Like, the original thing I said was:
Which was responding to a claim in the OP that no EA can rationally have a super high belief in AGI risk:
The challenge the OP was asking me to meet was to point at a missing model piece (or a disagreement, where the other side isn’t obviously just being stupid) that can cause a reasonable person to have extreme p(AGI doom), given other background views the OP isn’t calling obviously stupid. (E.g., the OP didn’t say that it’s obviously stupid for anyone to have a confident belief that AGI will be a particular software project built at a particular time and place.)
The OP didn’t issue a challenge to list all of the relevant background views (relative to some level of granularity or relative to some person-with-alternative-views, which does need to be specified if there’s to be any objective answer), so I didn’t try to explicitly write out obvious popularly held beliefs like “AGI is more powerful than PowerPoint”. I’m happy to do that if someone wants to shift the conversation there, but hopefully it’s obvious why I didn’t do that originally.
Fair! Sorry for the slow reply, I missed the comment notification earlier.
I could have been clearer in what I was trying to point at with my comment. I didn’t mean to fault you for not meeting an (unmade) challenge to list all your assumptions—I agree that would be unreasonable.
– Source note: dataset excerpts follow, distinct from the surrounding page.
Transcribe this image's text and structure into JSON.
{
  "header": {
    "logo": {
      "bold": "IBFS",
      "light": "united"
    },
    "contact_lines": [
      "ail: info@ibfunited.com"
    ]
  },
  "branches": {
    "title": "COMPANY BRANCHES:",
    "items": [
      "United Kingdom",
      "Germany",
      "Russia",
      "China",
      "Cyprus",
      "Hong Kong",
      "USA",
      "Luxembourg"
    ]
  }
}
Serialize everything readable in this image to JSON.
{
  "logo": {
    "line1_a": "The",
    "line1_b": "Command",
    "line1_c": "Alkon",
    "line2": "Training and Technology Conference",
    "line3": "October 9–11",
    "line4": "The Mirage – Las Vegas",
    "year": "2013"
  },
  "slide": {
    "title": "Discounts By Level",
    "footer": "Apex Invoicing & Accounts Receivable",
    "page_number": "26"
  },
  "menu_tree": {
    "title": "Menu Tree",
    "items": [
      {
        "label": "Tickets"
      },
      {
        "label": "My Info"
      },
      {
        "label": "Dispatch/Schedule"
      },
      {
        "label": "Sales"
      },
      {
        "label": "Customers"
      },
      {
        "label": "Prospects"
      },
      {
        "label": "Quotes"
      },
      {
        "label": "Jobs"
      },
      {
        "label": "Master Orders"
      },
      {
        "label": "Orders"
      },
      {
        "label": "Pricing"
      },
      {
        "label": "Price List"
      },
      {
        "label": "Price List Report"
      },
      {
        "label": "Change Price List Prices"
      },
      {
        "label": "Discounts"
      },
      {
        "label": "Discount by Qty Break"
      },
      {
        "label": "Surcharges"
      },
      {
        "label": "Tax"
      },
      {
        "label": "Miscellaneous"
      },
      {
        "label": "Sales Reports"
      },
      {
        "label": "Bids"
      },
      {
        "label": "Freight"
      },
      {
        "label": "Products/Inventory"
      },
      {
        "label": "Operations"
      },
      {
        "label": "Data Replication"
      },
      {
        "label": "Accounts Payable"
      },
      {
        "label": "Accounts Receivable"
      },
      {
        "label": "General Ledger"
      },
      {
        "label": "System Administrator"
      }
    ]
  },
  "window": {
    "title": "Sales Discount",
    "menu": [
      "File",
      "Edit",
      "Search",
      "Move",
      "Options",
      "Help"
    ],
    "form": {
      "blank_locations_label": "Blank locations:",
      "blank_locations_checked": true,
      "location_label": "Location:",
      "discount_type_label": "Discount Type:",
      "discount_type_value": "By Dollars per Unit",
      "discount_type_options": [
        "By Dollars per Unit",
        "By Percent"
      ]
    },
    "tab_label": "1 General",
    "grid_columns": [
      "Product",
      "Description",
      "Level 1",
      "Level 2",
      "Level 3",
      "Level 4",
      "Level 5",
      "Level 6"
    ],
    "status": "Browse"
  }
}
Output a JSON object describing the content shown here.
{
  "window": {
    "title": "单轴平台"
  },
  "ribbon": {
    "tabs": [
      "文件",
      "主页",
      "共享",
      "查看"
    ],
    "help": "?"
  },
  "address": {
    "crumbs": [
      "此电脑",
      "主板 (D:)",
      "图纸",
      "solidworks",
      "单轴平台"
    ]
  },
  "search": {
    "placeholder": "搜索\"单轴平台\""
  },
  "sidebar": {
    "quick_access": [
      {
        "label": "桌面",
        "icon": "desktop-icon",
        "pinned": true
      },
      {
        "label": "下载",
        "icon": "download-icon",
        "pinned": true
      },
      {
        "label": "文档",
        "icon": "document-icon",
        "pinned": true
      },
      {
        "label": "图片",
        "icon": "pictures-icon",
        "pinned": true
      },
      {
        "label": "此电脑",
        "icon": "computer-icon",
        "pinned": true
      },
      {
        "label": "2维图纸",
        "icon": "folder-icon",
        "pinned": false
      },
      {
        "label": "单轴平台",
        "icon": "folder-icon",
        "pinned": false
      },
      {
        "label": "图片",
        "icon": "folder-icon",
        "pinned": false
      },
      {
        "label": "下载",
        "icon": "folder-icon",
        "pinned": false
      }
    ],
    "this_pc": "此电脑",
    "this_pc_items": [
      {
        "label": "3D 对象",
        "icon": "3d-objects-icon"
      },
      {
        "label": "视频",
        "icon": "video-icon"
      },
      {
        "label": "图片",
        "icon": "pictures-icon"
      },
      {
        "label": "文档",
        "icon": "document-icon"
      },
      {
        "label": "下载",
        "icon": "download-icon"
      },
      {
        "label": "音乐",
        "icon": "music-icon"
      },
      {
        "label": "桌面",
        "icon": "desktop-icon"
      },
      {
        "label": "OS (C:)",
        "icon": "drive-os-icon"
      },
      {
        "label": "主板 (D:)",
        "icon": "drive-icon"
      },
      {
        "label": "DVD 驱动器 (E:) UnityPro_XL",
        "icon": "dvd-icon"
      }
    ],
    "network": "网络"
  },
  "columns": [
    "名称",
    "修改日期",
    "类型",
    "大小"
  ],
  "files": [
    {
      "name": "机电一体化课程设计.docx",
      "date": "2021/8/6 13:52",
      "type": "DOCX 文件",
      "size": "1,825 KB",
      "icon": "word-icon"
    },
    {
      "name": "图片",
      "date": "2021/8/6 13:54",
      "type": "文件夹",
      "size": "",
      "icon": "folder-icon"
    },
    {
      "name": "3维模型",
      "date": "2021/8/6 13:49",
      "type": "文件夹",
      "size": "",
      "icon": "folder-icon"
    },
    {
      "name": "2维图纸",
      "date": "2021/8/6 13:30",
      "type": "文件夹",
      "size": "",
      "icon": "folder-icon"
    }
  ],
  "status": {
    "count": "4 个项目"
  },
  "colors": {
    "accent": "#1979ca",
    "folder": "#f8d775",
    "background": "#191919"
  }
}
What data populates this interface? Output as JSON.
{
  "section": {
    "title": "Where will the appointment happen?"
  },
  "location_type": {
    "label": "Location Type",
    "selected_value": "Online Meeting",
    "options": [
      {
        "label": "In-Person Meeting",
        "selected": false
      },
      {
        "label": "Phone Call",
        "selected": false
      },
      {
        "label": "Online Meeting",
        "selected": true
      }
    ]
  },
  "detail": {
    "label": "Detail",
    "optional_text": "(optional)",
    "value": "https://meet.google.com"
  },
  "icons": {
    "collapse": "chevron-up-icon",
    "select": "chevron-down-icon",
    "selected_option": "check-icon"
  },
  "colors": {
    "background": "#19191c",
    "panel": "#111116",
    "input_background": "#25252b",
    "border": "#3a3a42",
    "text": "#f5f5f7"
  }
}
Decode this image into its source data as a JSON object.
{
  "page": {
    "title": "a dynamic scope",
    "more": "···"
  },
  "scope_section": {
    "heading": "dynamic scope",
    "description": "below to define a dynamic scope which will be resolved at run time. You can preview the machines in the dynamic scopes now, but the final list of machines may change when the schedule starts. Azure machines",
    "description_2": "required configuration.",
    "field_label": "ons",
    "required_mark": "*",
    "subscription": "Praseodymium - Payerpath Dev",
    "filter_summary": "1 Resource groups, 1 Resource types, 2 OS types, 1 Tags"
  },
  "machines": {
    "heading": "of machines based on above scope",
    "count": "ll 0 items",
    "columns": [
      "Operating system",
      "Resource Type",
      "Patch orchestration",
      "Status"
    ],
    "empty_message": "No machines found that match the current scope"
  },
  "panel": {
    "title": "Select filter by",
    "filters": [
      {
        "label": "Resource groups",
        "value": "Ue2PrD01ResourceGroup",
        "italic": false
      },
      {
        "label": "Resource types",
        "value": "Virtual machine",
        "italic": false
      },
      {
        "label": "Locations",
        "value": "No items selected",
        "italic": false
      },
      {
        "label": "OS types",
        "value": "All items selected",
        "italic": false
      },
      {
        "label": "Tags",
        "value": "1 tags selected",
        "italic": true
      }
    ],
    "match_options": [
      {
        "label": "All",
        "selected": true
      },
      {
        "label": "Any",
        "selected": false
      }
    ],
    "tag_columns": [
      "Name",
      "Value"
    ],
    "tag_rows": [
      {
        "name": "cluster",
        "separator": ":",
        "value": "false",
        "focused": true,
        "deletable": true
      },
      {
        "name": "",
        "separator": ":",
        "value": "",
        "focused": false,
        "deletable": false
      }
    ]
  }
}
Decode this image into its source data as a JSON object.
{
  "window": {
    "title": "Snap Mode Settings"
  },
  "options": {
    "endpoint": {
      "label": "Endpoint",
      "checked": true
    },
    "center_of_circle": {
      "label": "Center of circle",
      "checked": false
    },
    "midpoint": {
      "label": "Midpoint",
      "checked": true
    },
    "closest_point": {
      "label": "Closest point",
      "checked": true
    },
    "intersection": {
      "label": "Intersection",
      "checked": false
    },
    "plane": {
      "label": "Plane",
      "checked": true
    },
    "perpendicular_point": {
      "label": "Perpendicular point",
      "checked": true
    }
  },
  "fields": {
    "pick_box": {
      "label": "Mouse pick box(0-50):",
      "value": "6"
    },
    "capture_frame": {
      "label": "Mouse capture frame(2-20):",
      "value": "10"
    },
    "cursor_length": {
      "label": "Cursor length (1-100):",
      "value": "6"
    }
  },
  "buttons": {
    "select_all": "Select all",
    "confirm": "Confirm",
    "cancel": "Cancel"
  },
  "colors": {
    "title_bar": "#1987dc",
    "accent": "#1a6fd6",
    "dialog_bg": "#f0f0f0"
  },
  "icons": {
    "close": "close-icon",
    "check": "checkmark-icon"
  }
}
Instead, I meant to suggest an object-level point: that the argument you mentioned seems pretty reliant on a controversial discontinuity assumption—enough that the argument alone (along with other, largely uncontroversial assumptions) doesn’t make it “quite easy to reach extremely dire forecasts about AGI.” (Though I was thinking more about 90%+ forecasts.)
(That assumption—i.e. the main claims in the 3rd paragraph of your response—seems much more controversial/non-obvious among people in AI safety than the other assumptions you mention, as evidenced by researchers criticizing it and researchers doing prosaic AI safety work.)